Thursday, February 13, 2014

Military pension cutter @reppaulryan did not vote with rest of @gop & @speakerboehner in house to support debt ceiling

After Speaker John Boehner (R-Ohio) decided to put a clean debt ceiling bill up for a vote yesterday evening, he had a new challenge: finding enough Republican votes to go along with the Democrats to pass it.

Although Boehner doesn't normally vote, he did this time. He then asked others in the Republican leadership to follow his lead.

House Majority Leader Eric Cantor (R-Va.) and House Majority Whip Kevin McCarthy (R-Calif) both did so, along with lead deputy whip Peter Roskam (R-Ill.).

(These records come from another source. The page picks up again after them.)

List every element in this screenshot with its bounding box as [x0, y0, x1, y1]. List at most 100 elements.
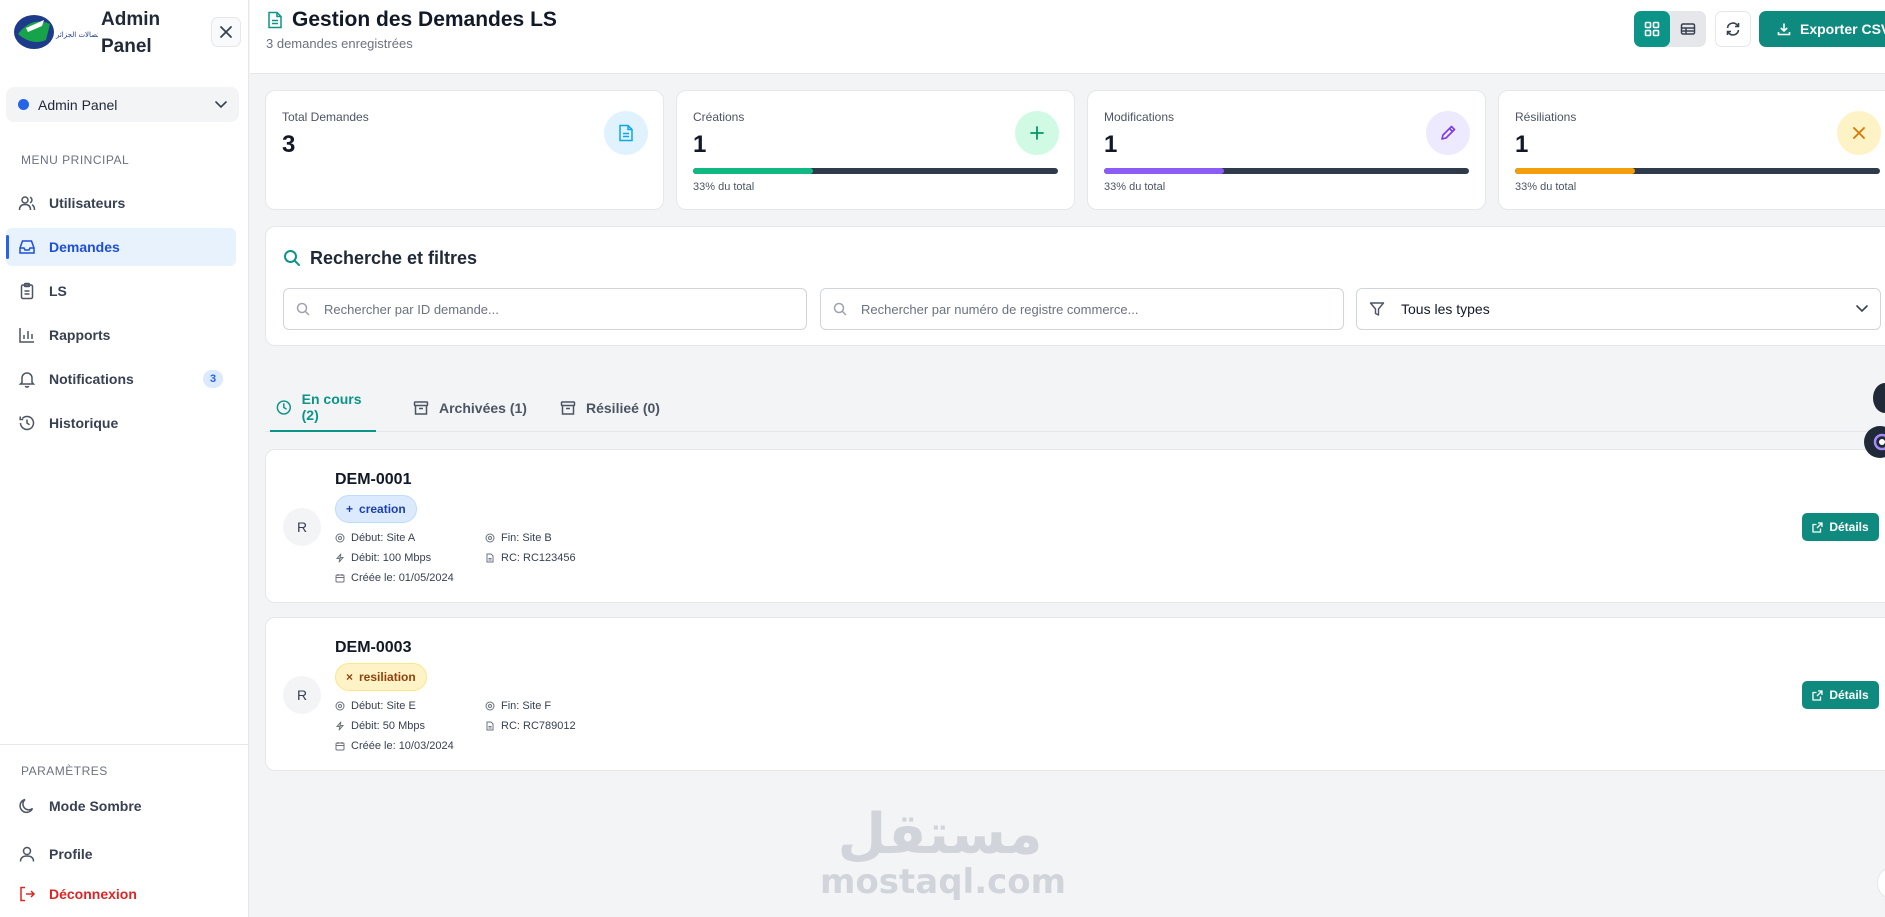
x-icon: ×: [346, 670, 354, 684]
chevron-down-icon: [1856, 305, 1868, 313]
stat-badge: [1015, 111, 1059, 155]
stat-value: 1: [1515, 131, 1529, 158]
rc-number: RC: RC789012: [485, 720, 576, 732]
watermark: مستقل mostaql.com: [820, 802, 1067, 902]
settings-item-label: Profile: [49, 846, 93, 862]
profile-link[interactable]: Profile: [6, 835, 236, 873]
filters-title: Recherche et filtres: [310, 248, 478, 268]
details-button[interactable]: Détails: [1802, 513, 1879, 541]
dark-mode-toggle[interactable]: Mode Sombre: [6, 787, 236, 825]
file-icon: [486, 721, 494, 731]
scroll-button[interactable]: [1877, 868, 1885, 898]
stat-percent: 33% du total: [1104, 181, 1166, 193]
brand: اتصالات الجزائر Admin Panel: [10, 4, 241, 60]
search-icon: [833, 302, 847, 316]
tab-label: Résilieé (0): [586, 400, 660, 416]
request-card: R DEM-0003 × resiliation Début: Site E F…: [265, 617, 1885, 771]
status-tabs: En cours (2) Archivées (1) Résilieé (0): [265, 384, 1885, 432]
company-logo: اتصالات الجزائر: [14, 15, 98, 49]
end-site-text: Fin: Site B: [501, 532, 552, 544]
stat-value: 1: [693, 131, 707, 158]
logout-button[interactable]: Déconnexion: [6, 875, 236, 913]
bar-chart-icon: [17, 325, 37, 345]
bandwidth-text: Débit: 100 Mbps: [351, 552, 432, 564]
type-filter-select[interactable]: Tous les types: [1356, 288, 1881, 330]
stat-badge: [1837, 111, 1881, 155]
tab-label: Archivées (1): [439, 400, 527, 416]
created-date: Créée le: 01/05/2024: [335, 572, 454, 584]
stat-value: 1: [1104, 131, 1118, 158]
sidebar-item-demandes[interactable]: Demandes: [6, 228, 236, 266]
tab-en-cours[interactable]: En cours (2): [270, 384, 376, 432]
tab-resiliee[interactable]: Résilieé (0): [560, 384, 660, 432]
stat-card-creations: Créations 1 33% du total: [676, 90, 1075, 210]
sidebar-item-ls[interactable]: LS: [6, 272, 236, 310]
bandwidth-text: Débit: 50 Mbps: [351, 720, 425, 732]
created-date: Créée le: 10/03/2024: [335, 740, 454, 752]
stat-label: Total Demandes: [282, 110, 369, 124]
sidebar-item-notifications[interactable]: Notifications 3: [6, 360, 236, 398]
watermark-latin: mostaql.com: [820, 862, 1067, 902]
table-view-button[interactable]: [1670, 11, 1706, 47]
stat-card-resiliations: Résiliations 1 33% du total: [1498, 90, 1885, 210]
watermark-arabic: مستقل: [837, 802, 1043, 867]
x-icon: [1853, 127, 1865, 139]
chevron-down-icon: [215, 100, 227, 108]
sidebar-item-label: Rapports: [49, 327, 111, 343]
bandwidth: Débit: 100 Mbps: [335, 552, 431, 564]
start-site: Début: Site E: [335, 700, 416, 712]
workspace-selector[interactable]: Admin Panel: [6, 87, 239, 122]
sidebar-divider: [0, 744, 249, 745]
export-csv-button[interactable]: Exporter CSV: [1759, 11, 1885, 47]
avatar: R: [283, 676, 321, 714]
end-site: Fin: Site F: [485, 700, 551, 712]
avatar: R: [283, 508, 321, 546]
stat-badge: [604, 111, 648, 155]
workspace-label: Admin Panel: [38, 96, 118, 113]
refresh-button[interactable]: [1715, 11, 1751, 47]
search-icon: [284, 250, 300, 266]
brand-title: Admin Panel: [101, 9, 161, 57]
document-icon: [268, 11, 282, 29]
rc-search-field[interactable]: [820, 288, 1344, 330]
progress-bar: [693, 168, 1058, 174]
zap-icon: [335, 553, 345, 563]
pencil-icon: [1441, 125, 1456, 140]
sidebar-item-historique[interactable]: Historique: [6, 404, 236, 442]
details-button[interactable]: Détails: [1802, 681, 1879, 709]
settings-item-label: Mode Sombre: [49, 798, 142, 814]
logo-text: اتصالات الجزائر: [55, 31, 98, 39]
bandwidth: Débit: 50 Mbps: [335, 720, 425, 732]
sidebar-item-utilisateurs[interactable]: Utilisateurs: [6, 184, 236, 222]
moon-icon: [17, 796, 37, 816]
sidebar-item-label: Historique: [49, 415, 119, 431]
settings-section-label: PARAMÈTRES: [21, 764, 108, 778]
id-search-field[interactable]: [283, 288, 807, 330]
sidebar-item-label: Demandes: [49, 239, 120, 255]
grid-view-button[interactable]: [1634, 11, 1670, 47]
type-label: resiliation: [359, 670, 416, 684]
external-link-icon: [1812, 689, 1823, 701]
view-toggle: [1634, 11, 1706, 47]
stat-card-total: Total Demandes 3: [265, 90, 664, 210]
id-search-input[interactable]: [324, 301, 804, 317]
zap-icon: [335, 721, 345, 731]
export-label: Exporter CSV: [1800, 21, 1885, 37]
tab-archivees[interactable]: Archivées (1): [413, 384, 527, 432]
request-id: DEM-0003: [335, 639, 412, 656]
rc-text: RC: RC789012: [501, 720, 576, 732]
sidebar-item-rapports[interactable]: Rapports: [6, 316, 236, 354]
chat-widget-button[interactable]: [1864, 426, 1885, 458]
settings-item-label: Déconnexion: [49, 886, 137, 902]
tab-label: En cours (2): [301, 391, 362, 423]
type-badge: × resiliation: [335, 663, 427, 691]
close-sidebar-button[interactable]: [211, 17, 241, 47]
document-icon: [619, 124, 633, 142]
details-label: Détails: [1829, 688, 1869, 702]
inbox-icon: [17, 237, 37, 257]
stat-label: Modifications: [1104, 110, 1175, 124]
details-label: Détails: [1829, 520, 1869, 534]
page-header: Gestion des Demandes LS 3 demandes enreg…: [250, 0, 1885, 74]
rc-search-input[interactable]: [861, 301, 1341, 317]
end-site: Fin: Site B: [485, 532, 552, 544]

He hoped some of his committee chairmen would step up as well. Appropriations Committee Chairman Hal Rogers (R-Ky.), Ways and Means Committee Chairman Dave Camp (R-Mich.), Armed Services Committee Chairman Buck McKeon (R-Calif.) and Oversight and Government Reform Committee Chairman Darrell Issa (R-Calif.) and Foreign Affairs Committee Chairman Ed Royce (R-Calif.) all gave their support.

One name absent from that list: Budget Committee Chairman Paul Ryan (R-Wisc.).

Ryan's vote against the debt ceiling bill was particularly disappointing.

In recent months, Ryan has transitioned from a stubborn ideologue to a pragmatic leader, most notably in his willingness to broker a budget deal that relaxed sequestration. Just yesterday, he criticized the vast majority in the Congress for looking to undo the changes to military pensions that were included in that budget agreement. (A bill undoing the cuts passed 326-90 in the House.) Despite facing numerous bipartisan opposition, Ryan has stuck by those cuts.

He also undoubtedly understands how catastrophic it would be for the United States to default. He understood that leadership was concerned about the bill passing and were looking for leaders in the House to vote for it.

In addition, raising the debt ceiling authorizes the spending that he personally negotiated in the Murray-Ryan budget. Ryan knows this isn't new spending. It's not a blank check. This just allows us to actually pay our bills.

For Ryan, this was likely all about politics. He may still have his eye on a 2016 presidential run (though I don't think he does) and if not, he certainly will consider it in the future. If the deciding vote came down to him, I have no doubt that he would have voted in the affirmative. Once he realized he didn't need to support the bill, he took the easy way out and opposed it.

This should be embarrassing for Ryan. For someone who prides himself on being serious, he voted for a possible U.S. default instead of authorizing paying for spending that he personally negotiated. Sometimes, leaders need to take tough votes for the sake of their caucus and the country. Both the Republican Party and the United States needed yesterday's bill to pass. That's why Boehner, McCarthy and the 26 other Republicans voted for it. They knew it wouldn't play well with their constituents, but they did it anyway.

Ryan should have been a part of that group.